ACTA NOTURNA –
19.7.2019
AS IRMÃS TEREZINHA
E LENIRA TRINDADE (Escrito entre 1995 a 2018)
Adentrando Papari,
logo após a curva da “Estrada dos Índios”, no ponto onde ela se funde à Avenida
João Batista Gondim, vê-se uma casa que passaria imperceptível não fosse o
aspecto de “casinha de boneca”, como chamamos popularmente, pois é o tipo de
residência na qual a mobiliária se acomoda primorosamente, repleta de
souveniers e assessórios decorativos. Tudo muito bem cuidado e limpo. A
construção baixa, de duas águas, coberta de telhas brancas, moldadas na coxa,
guarda aspecto bucólico.
Há duas janelas em
seu frontispício, emoldurando duas portas de madeira. O pequeno jardim bem
cuidado e colorido, portão metálico entre muro, mal passando a altura do
joelho, convida o visitante a descortinar poemas porventura guardados neste
exemplar arquitetônico em extinção. Há simplicidade singular na casinhola
antiga.
A espontaneidade do
convite se avoluma quando duas elegantes senhoras se apresentam eventualmente,
janelando, contemplando o movimento da rua, recebendo cumprimentos de
transeuntes. Uma é Lenira, outra, Terezinha. São irmãs. São Trindade. Nasceram
ali e nunca se casaram. Trajam-se com cores sóbrias. Normalmente usam vestidos
e óculos de grau tradicionalmente grandes com lentes fotocromáticas que lhe
emprestam características de óculos para sol.
Originalmente a
velha casa pertenceu à Celina Carvalho, irmã de Guilhermina Emília de Carvalho
mãe de Terezinha e Lenira. Dona Celina é mãe de Nitinha Palhano, que por sua
vez é mãe de Lurdinha Palhano (que durante anos dirigiu o Instituto Pio XII) e
Canindé Palhano, hoje bispo na arquidiocese na Diocese de Senhor do Bonfim, na
Bahia.
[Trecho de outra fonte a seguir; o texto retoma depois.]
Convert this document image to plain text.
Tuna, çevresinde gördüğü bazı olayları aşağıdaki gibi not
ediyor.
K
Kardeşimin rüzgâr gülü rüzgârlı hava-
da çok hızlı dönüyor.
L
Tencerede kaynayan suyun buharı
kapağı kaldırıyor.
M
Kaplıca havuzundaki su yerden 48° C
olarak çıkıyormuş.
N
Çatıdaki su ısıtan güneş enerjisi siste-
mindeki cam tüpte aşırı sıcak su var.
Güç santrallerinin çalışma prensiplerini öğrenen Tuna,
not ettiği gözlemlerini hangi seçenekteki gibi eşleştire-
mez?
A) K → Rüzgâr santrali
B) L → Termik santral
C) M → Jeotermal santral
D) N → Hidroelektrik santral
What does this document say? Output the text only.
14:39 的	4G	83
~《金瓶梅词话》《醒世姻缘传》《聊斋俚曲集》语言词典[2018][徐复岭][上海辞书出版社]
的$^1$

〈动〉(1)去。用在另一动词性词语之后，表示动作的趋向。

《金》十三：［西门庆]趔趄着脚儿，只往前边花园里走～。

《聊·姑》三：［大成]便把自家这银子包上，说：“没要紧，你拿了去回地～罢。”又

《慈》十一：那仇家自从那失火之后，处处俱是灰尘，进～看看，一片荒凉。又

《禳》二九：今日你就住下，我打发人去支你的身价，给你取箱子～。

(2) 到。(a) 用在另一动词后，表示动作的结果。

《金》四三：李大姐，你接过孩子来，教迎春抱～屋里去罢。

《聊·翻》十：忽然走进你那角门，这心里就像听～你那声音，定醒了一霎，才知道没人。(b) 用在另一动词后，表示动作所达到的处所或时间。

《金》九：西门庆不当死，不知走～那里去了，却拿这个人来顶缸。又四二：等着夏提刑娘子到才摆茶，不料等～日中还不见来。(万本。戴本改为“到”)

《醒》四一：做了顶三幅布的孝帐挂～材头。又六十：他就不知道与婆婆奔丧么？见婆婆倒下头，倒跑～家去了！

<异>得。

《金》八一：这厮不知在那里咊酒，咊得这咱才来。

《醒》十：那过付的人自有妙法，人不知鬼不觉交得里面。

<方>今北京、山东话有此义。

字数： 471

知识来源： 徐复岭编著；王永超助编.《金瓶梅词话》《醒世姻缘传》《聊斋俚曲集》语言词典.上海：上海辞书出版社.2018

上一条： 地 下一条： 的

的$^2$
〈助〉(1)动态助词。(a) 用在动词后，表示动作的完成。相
São primos das duas irmãs solteiras, as quais são sobrinhas da senhora
Celina Carvalho.
Terezinha Bezerra
da Trindade e Lenira Bezerra da Trindade são filhas da senhora Guilhermina de Carvalho
Trindade, cujo nome de solteira era Guilhermina Emília de Carvalho. O sobrenome
Trindade veio do pai, o qual entrará na história mais abaixo.
Lenira e Terezinha,
irmãs inseparáveis, marcaram gerações através da beleza que chamou a atenção de
muitos rapazes de sua época, todos preteridos pela opção de escolherem-se
eternas solteiras. “Nós passamos boa parte da nossa vida cuidando de mamãe e o
tempo passou, mas na verdade nunca nos preocupamos com casamento... acho que é
o nosso destino... não faltaram pretendentes, às vezes até incomodavam com
insistência, e acabamos assim, uma cuidando da outra... nunca nos sentimos
solitárias ou infelizes, pois as coisas do dia-a-dia nos preenchiam”.
Dizer que durante a
mocidade Lenira foi “Rainha da Festa do Padroeiro de Timbó”, parece banal, mas
pelo contexto de época, não. Hoje em dia não existe mais o romantismo que
comandou os concursos de rainha de sua época e outras atividades típicas. Havia
uma aura de concurso de miss. As moças mais bonitas da cidade eram convidadas
por uma equipe da igreja, e quando aceitavam, concorriam com toda aquela carga
de disputa acirrada.
Havia talões
impressos em gráfica da Ribeira. semelhantes a um talão de cheque pequeno. Elas
recebiam vários exemplares. Quem literalmente corresse atrás de compradores de
votos, teria maiores chances. A venda dependia muito da articulação das
famílias. Lenira, embora muito recatada, saiu na perseguição de votos, mas a
depender dela, não obteria êxito. A sorte veio dos familiares. Família grande,
muito articulada.
O concurso era
levado a sério por alguns fatores: ajudar a igreja (obviamente), a vaidade de
se proclamar a beleza e a adrenalina da busca por votos. No caudal desses
fatores se desenrolavam variados fatos. Até confusões, fofocas, mexericos. Era
assunto de praças e janelas.
Lenira era dona de
beleza singular. Chamava a atenção de todos, portanto algumas concorrentes
temiam que no dia do resultado, os participantes da festa a preferisse,
colocando as demais de lado. Na realidade as pessoas de fato compravam os votos
movidos pela beleza. Muitos rapazes jogavam o dinheiro ganho durante a semana,
só pelo prazer de dizer depois “eu comprei tantos votos para você”, “você é a
mais bela”, “você é a mais encantadora”... Isso funcionava como paquera pré-histórica,
pois não podia passar disso, afinal eram os costumes e estavam no seio de uma
festa religiosa.
As famílias enchiam
o átrio da Matriz do Ó. Vinham fiéis de todos os lugares. Famílias que tinham
ido morar em Natal saltavam até Papari nesse tempo. Até os evangélicos
inventavam compromissos nas proximidades para passar dentro da festa no momento
da anunciação da “Rainha da Festa”. O evento roubava a cena. Significava uma
das raras e maiores festividades de Papari. Era aguardado, concorrido e comentado
durante meses.
As barracas feitas
de estacas de madeira, revestidas e cobertas de palha de coqueiro emolduravam o
templo. Choviam doações de carneiros, bezerros, porcos, perus e galinhas. Os
animais, vivos, eram trazidos à tardinha. Ficavam num cercado aguardando o
leilão. Também se faziam leilões de acepipes assados.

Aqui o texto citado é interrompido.